You see, he was a good man. He was a friend who would do anything for me, any time, day or night. When I needed help, he always made himself available. While he could be temperamental at times, most of the time he was a kind, compassionate man. But these traits were obscured and mattered little years ago. Instead of seeing the man, I tended to see the sin. Isn’t that what we were taught to do? Holiness and purity were the objective, without which no man shall see the Lord.
He and I were different in many ways. When it came to sin, I could always hide my sin better than he could. Over time, preachers get good at hiding their sin, their failures. After all, they are supposed to be shining examples of spiritual maturity and holiness. No one wants a preacher who is like himself. People want a Moses, a Paul, or a Jesus, someone to inspire them and show them the way. So preachers lie, giving the appearance that they, if need be, could walk on water. Deep down they know, that like everyone else, if they walked on water they would drown. Strip away the clerical façade and what you see is a man no different from those sitting in the pew.
I remember the first time Greg came to church. He was wearing a shirt that said Zig-Zag; and no he didn’t roll his own cigarettes. This is a perfect picture of the kind of man he was. He had little pretense; what you saw was what you got. So when he sinned he didn’t hide it well. I remember one Sunday afternoon he went to the movies with his wife. They saw Born on the Fourth of July. Now, this was a big sin at our church. No movies, especially R-rated movies. I could tell that he was a little antsy at evening service, but he said nothing about the movie. The next day at school one of his children mentioned that Mom and Dad had gone to see a movie. I asked them, WHAT movie? They confessed, with nary a thought that they had just gotten their Dad in trouble. Of course, the good pastor that I was, watching out for his soul, I called him and asked him to come to my office so we could talk. Nothing like getting called to the principal’s office, right?
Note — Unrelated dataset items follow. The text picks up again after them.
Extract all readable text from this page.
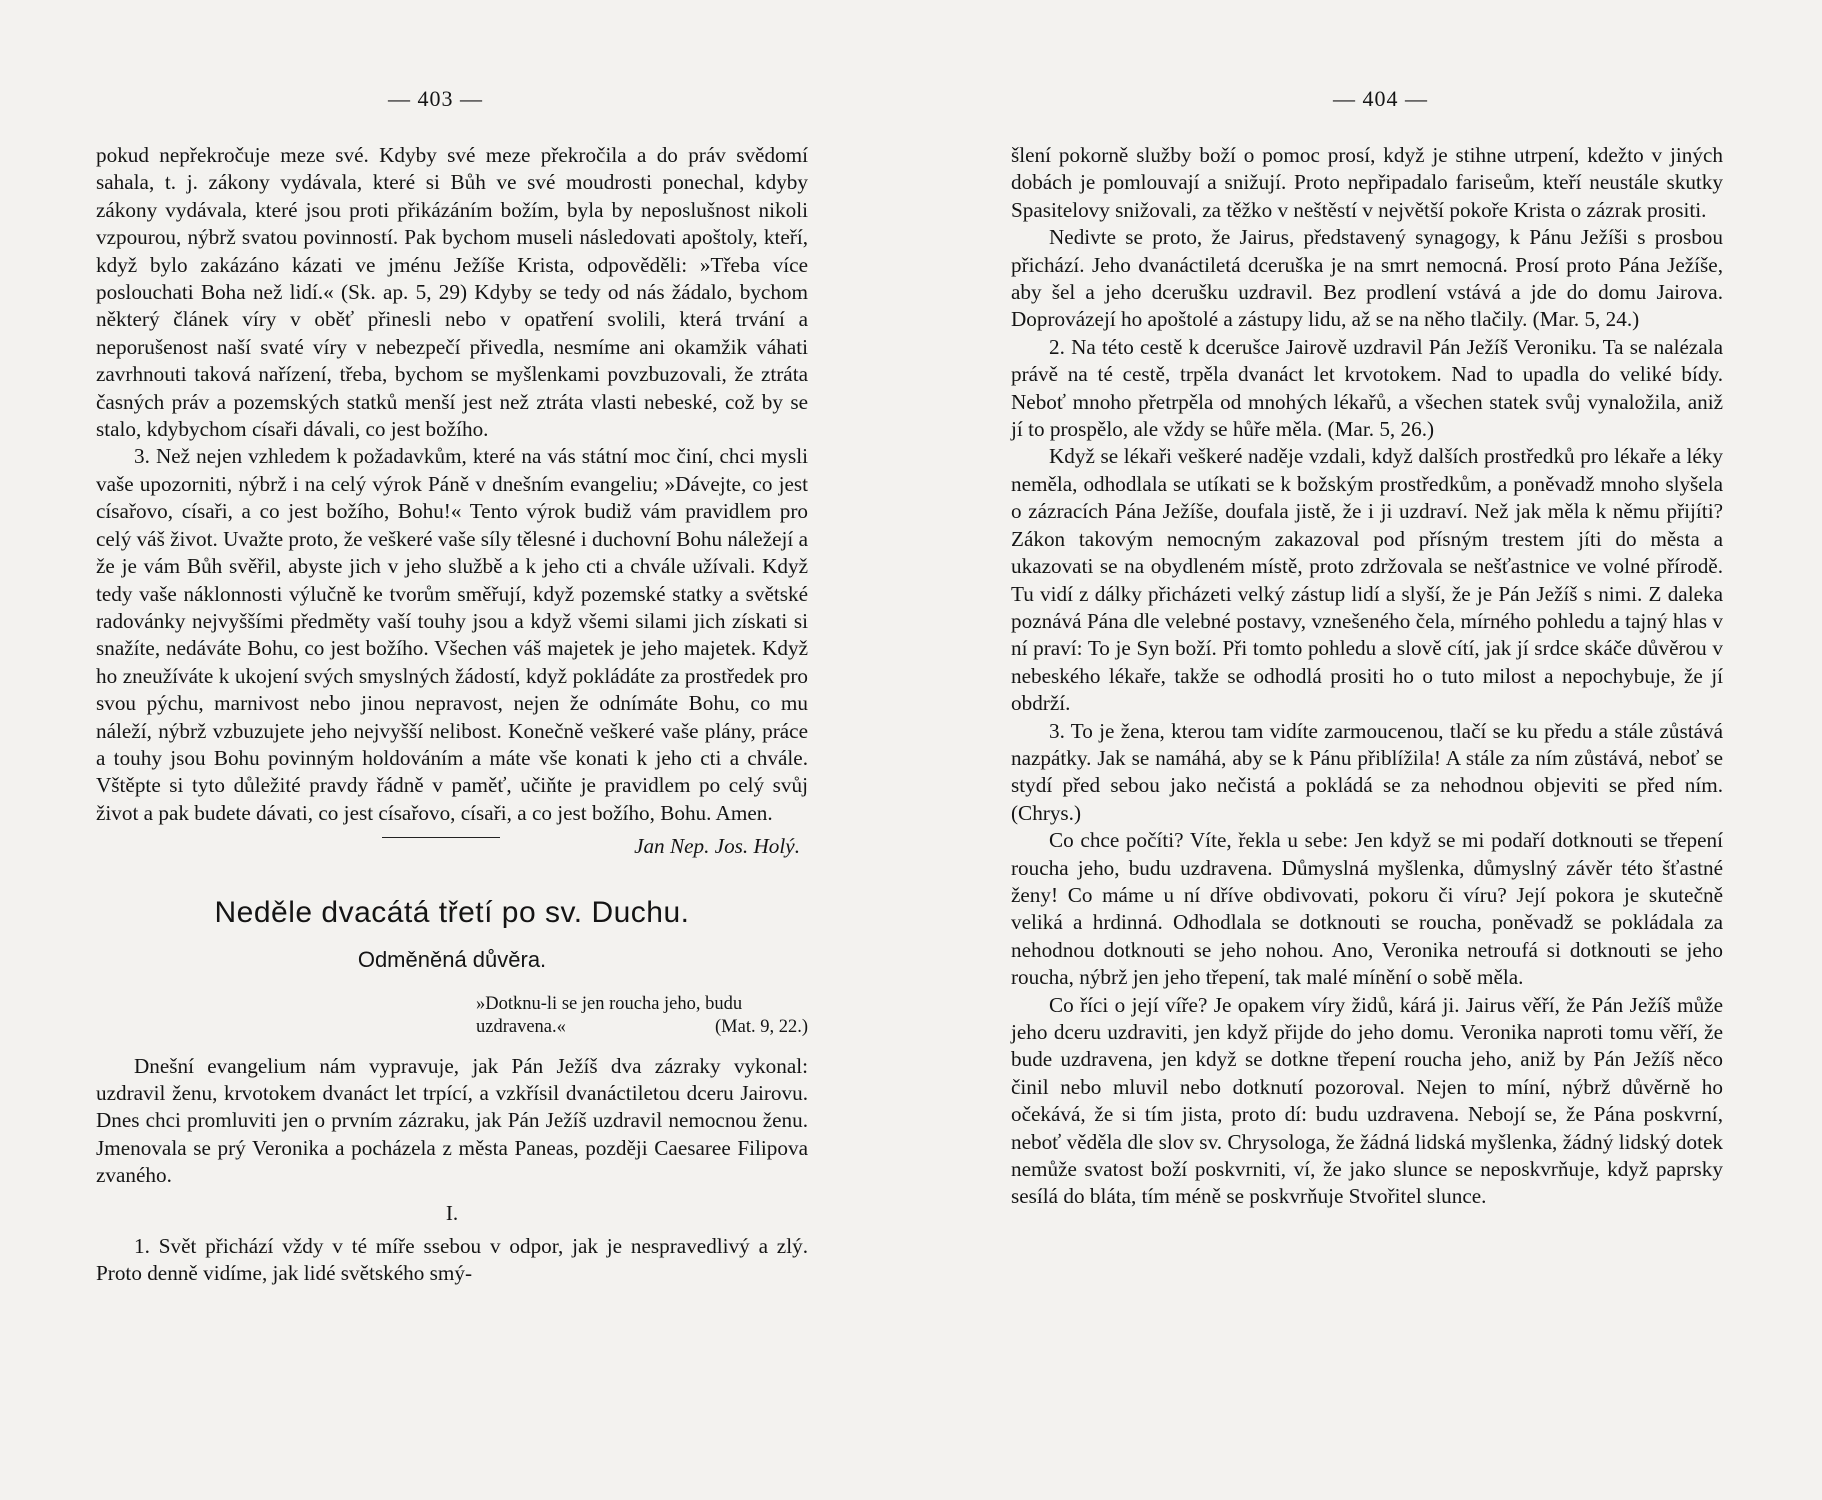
— 403 —

pokud nepřekročuje meze své. Kdyby své meze překročila a do práv svědomí sahala, t. j. zákony vydávala, které si Bůh ve své moudrosti ponechal, kdyby zákony vydávala, které jsou proti přikázáním božím, byla by neposlušnost nikoli vzpourou, nýbrž svatou povinností. Pak bychom museli následovati apoštoly, kteří, když bylo zakázáno kázati ve jménu Ježíše Krista, odpověděli: »Třeba více poslouchati Boha než lidí.« (Sk. ap. 5, 29) Kdyby se tedy od nás žádalo, bychom některý článek víry v oběť přinesli nebo v opatření svolili, která trvání a neporušenost naší svaté víry v nebezpečí přivedla, nesmíme ani okamžik váhati zavrhnouti taková nařízení, třeba, bychom se myšlenkami povzbuzovali, že ztráta časných práv a pozemských statků menší jest než ztráta vlasti nebeské, což by se stalo, kdybychom císaři dávali, co jest božího.

3. Než nejen vzhledem k požadavkům, které na vás státní moc činí, chci mysli vaše upozorniti, nýbrž i na celý výrok Páně v dnešním evangeliu; »Dávejte, co jest císařovo, císaři, a co jest božího, Bohu!« Tento výrok budiž vám pravidlem pro celý váš život. Uvažte proto, že veškeré vaše síly tělesné i duchovní Bohu náležejí a že je vám Bůh svěřil, abyste jich v jeho službě a k jeho cti a chvále užívali. Když tedy vaše náklonnosti výlučně ke tvorům směřují, když pozemské statky a světské radovánky nejvyššími předměty vaší touhy jsou a když všemi silami jich získati si snažíte, nedáváte Bohu, co jest božího. Všechen váš majetek je jeho majetek. Když ho zneužíváte k ukojení svých smyslných žádostí, když pokládáte za prostředek pro svou pýchu, marnivost nebo jinou nepravost, nejen že odnímáte Bohu, co mu náleží, nýbrž vzbuzujete jeho nejvyšší nelibost. Konečně veškeré vaše plány, práce a touhy jsou Bohu povinným holdováním a máte vše konati k jeho cti a chvále. Vštěpte si tyto důležité pravdy řádně v paměť, učiňte je pravidlem po celý svůj život a pak budete dávati, co jest císařovo, císaři, a co jest božího, Bohu. Amen.

Jan Nep. Jos. Holý.
Neděle dvacátá třetí po sv. Duchu.
Odměněná důvěra.
»Dotknu-li se jen roucha jeho, budu
uzdravena.«	(Mat. 9, 22.)

Dnešní evangelium nám vypravuje, jak Pán Ježíš dva zázraky vykonal: uzdravil ženu, krvotokem dvanáct let trpící, a vzkřísil dvanáctiletou dceru Jairovu. Dnes chci promluviti jen o prvním zázraku, jak Pán Ježíš uzdravil nemocnou ženu. Jmenovala se prý Veronika a pocházela z města Paneas, později Caesaree Filipova zvaného.

I.

1. Svět přichází vždy v té míře ssebou v odpor, jak je nespravedlivý a zlý. Proto denně vidíme, jak lidé světského smý-

— 404 —

šlení pokorně služby boží o pomoc prosí, když je stihne utrpení, kdežto v jiných dobách je pomlouvají a snižují. Proto nepřipadalo fariseům, kteří neustále skutky Spasitelovy snižovali, za těžko v neštěstí v největší pokoře Krista o zázrak prositi.

Nedivte se proto, že Jairus, představený synagogy, k Pánu Ježíši s prosbou přichází. Jeho dvanáctiletá dceruška je na smrt nemocná. Prosí proto Pána Ježíše, aby šel a jeho dcerušku uzdravil. Bez prodlení vstává a jde do domu Jairova. Doprovázejí ho apoštolé a zástupy lidu, až se na něho tlačily. (Mar. 5, 24.)

2. Na této cestě k dcerušce Jairově uzdravil Pán Ježíš Veroniku. Ta se nalézala právě na té cestě, trpěla dvanáct let krvotokem. Nad to upadla do veliké bídy. Neboť mnoho přetrpěla od mnohých lékařů, a všechen statek svůj vynaložila, aniž jí to prospělo, ale vždy se hůře měla. (Mar. 5, 26.)

Když se lékaři veškeré naděje vzdali, když dalších prostředků pro lékaře a léky neměla, odhodlala se utíkati se k božským prostředkům, a poněvadž mnoho slyšela o zázracích Pána Ježíše, doufala jistě, že i ji uzdraví. Než jak měla k němu přijíti? Zákon takovým nemocným zakazoval pod přísným trestem jíti do města a ukazovati se na obydleném místě, proto zdržovala se nešťastnice ve volné přírodě. Tu vidí z dálky přicházeti velký zástup lidí a slyší, že je Pán Ježíš s nimi. Z daleka poznává Pána dle velebné postavy, vznešeného čela, mírného pohledu a tajný hlas v ní praví: To je Syn boží. Při tomto pohledu a slově cítí, jak jí srdce skáče důvěrou v nebeského lékaře, takže se odhodlá prositi ho o tuto milost a nepochybuje, že jí obdrží.

3. To je žena, kterou tam vidíte zarmoucenou, tlačí se ku předu a stále zůstává nazpátky. Jak se namáhá, aby se k Pánu přiblížila! A stále za ním zůstává, neboť se stydí před sebou jako nečistá a pokládá se za nehodnou objeviti se před ním. (Chrys.)

Co chce počíti? Víte, řekla u sebe: Jen když se mi podaří dotknouti se třepení roucha jeho, budu uzdravena. Důmyslná myšlenka, důmyslný závěr této šťastné ženy! Co máme u ní dříve obdivovati, pokoru či víru? Její pokora je skutečně veliká a hrdinná. Odhodlala se dotknouti se roucha, poněvadž se pokládala za nehodnou dotknouti se jeho nohou. Ano, Veronika netroufá si dotknouti se jeho roucha, nýbrž jen jeho třepení, tak malé mínění o sobě měla.

Co říci o její víře? Je opakem víry židů, kárá ji. Jairus věří, že Pán Ježíš může jeho dceru uzdraviti, jen když přijde do jeho domu. Veronika naproti tomu věří, že bude uzdravena, jen když se dotkne třepení roucha jeho, aniž by Pán Ježíš něco činil nebo mluvil nebo dotknutí pozoroval. Nejen to míní, nýbrž důvěrně ho očekává, že si tím jista, proto dí: budu uzdravena. Nebojí se, že Pána poskvrní, neboť věděla dle slov sv. Chrysologa, že žádná lidská myšlenka, žádný lidský dotek nemůže svatost boží poskvrniti, ví, že jako slunce se neposkvrňuje, když paprsky sesílá do bláta, tím méně se poskvrňuje Stvořitel slunce.
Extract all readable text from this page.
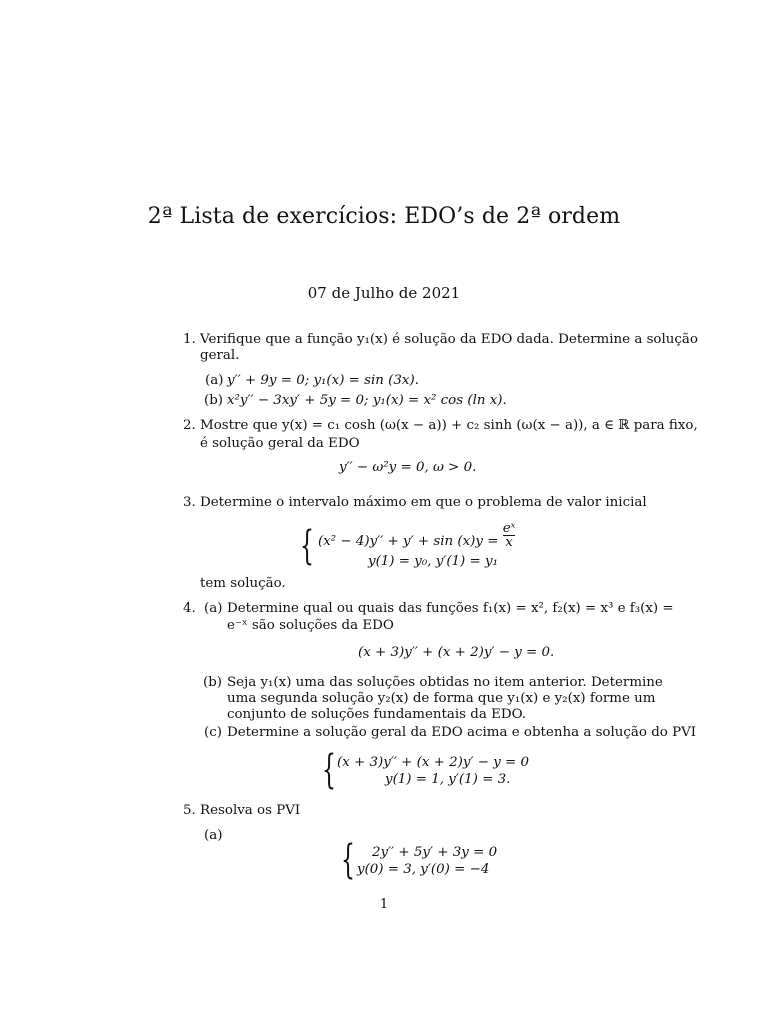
2ª Lista de exercícios: EDO’s de 2ª ordem
07 de Julho de 2021
1. Verifique que a função y₁(x) é solução da EDO dada. Determine a solução
geral.
(a) y′′ + 9y = 0; y₁(x) = sin (3x).
(b) x²y′′ − 3xy′ + 5y = 0; y₁(x) = x² cos (ln x).
2. Mostre que y(x) = c₁ cosh (ω(x − a)) + c₂ sinh (ω(x − a)), a ∈ ℝ para fixo,
é solução geral da EDO
y′′ − ω²y = 0, ω > 0.
3. Determine o intervalo máximo em que o problema de valor inicial
{ $(x^2 - 4)y'' + y' + \sin (x)y = \frac{\text{eˣ}}{x}$
y(1) = y₀, y′(1) = y₁
tem solução.
4. (a) Determine qual ou quais das funções f₁(x) = x², f₂(x) = x³ e f₃(x) =
e⁻ˣ são soluções da EDO
(x + 3)y′′ + (x + 2)y′ − y = 0.
(b) Seja y₁(x) uma das soluções obtidas no item anterior. Determine
uma segunda solução y₂(x) de forma que y₁(x) e y₂(x) forme um
conjunto de soluções fundamentais da EDO.
(c) Determine a solução geral da EDO acima e obtenha a solução do PVI
{ (x + 3)y′′ + (x + 2)y′ − y = 0
y(1) = 1, y′(1) = 3.
5. Resolva os PVI
(a)
{ 2y′′ + 5y′ + 3y = 0
y(0) = 3, y′(0) = −4
1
Before he started coming to the church he had been an avid listener of rock and roll music. Well, at Somerset Baptist Church, we didn’t listen to THAT kind of music! One day he came to church all excited. He had found out that there was music called Christian rock. He had bought a cassette tape of a group by the name of Stryper. (he loved the song To Hell with the Devil) I took one look at the pictures on the cassette box and I knew that Stryper was nothing more than a tool used by Satan to deceive Christians. I told him it was a bad idea for him to listen to such worldly music. I think he was deeply discouraged by my “Godly” opinion. He thought he had finally found something that was not only Christ-honoring but that also met his desire to listen to rock music. I, the arbiter of what was Christ-honoring, knew better.
There were a lot of these sinful moments, and as I look back on it, I can see how discouraging it must have been for him. Most of the things I called sin were not sin at all. But, because I thought they were, they kept me from seeing the man for who and what he really was. My religion obscured this man’s humanity, as all religions do to some degree or the other, Instead of seeing the man, I saw him through the lens of the Bible and my interpretation of it. My sin list and my dogma got in the way of me seeing this man as a flawed and frail good man. Like his preacher, he wasn’t perfect.
We spent a lot of non-religious time together, and it is from those times I will draw the stories I plan to share with his family. Great stories. Crazy stories. Funny stories. Stories that will testify of the kind of man he was. Yes, I could share the “other” stories too, but to what end? As I told Polly today, if we live long enough, we all will have moments that are less than stellar. We will have those times where we went the wrong way or made a bad choice, where we hurt others and hurt ourselves. But these stories are not who we really are. They are the exceptions to the rule, the reminder that no one is perfect, including Jesus.
So on Saturday I will mourn the loss of a man I once knew, but I will also rejoice with his family as we share stories about the good man that he was. This will be my first time doing a funeral where there are no religious expectations. No preaching, no need to get a word in for Jesus; no evangelizing or making everything about the church. On this spring day, in the hills of SE Ohio, we will celebrate the life of a man whom others loved dearly. While his body will be put into the ground, he will live on in the memories we have of him. In the end, this is all the living have.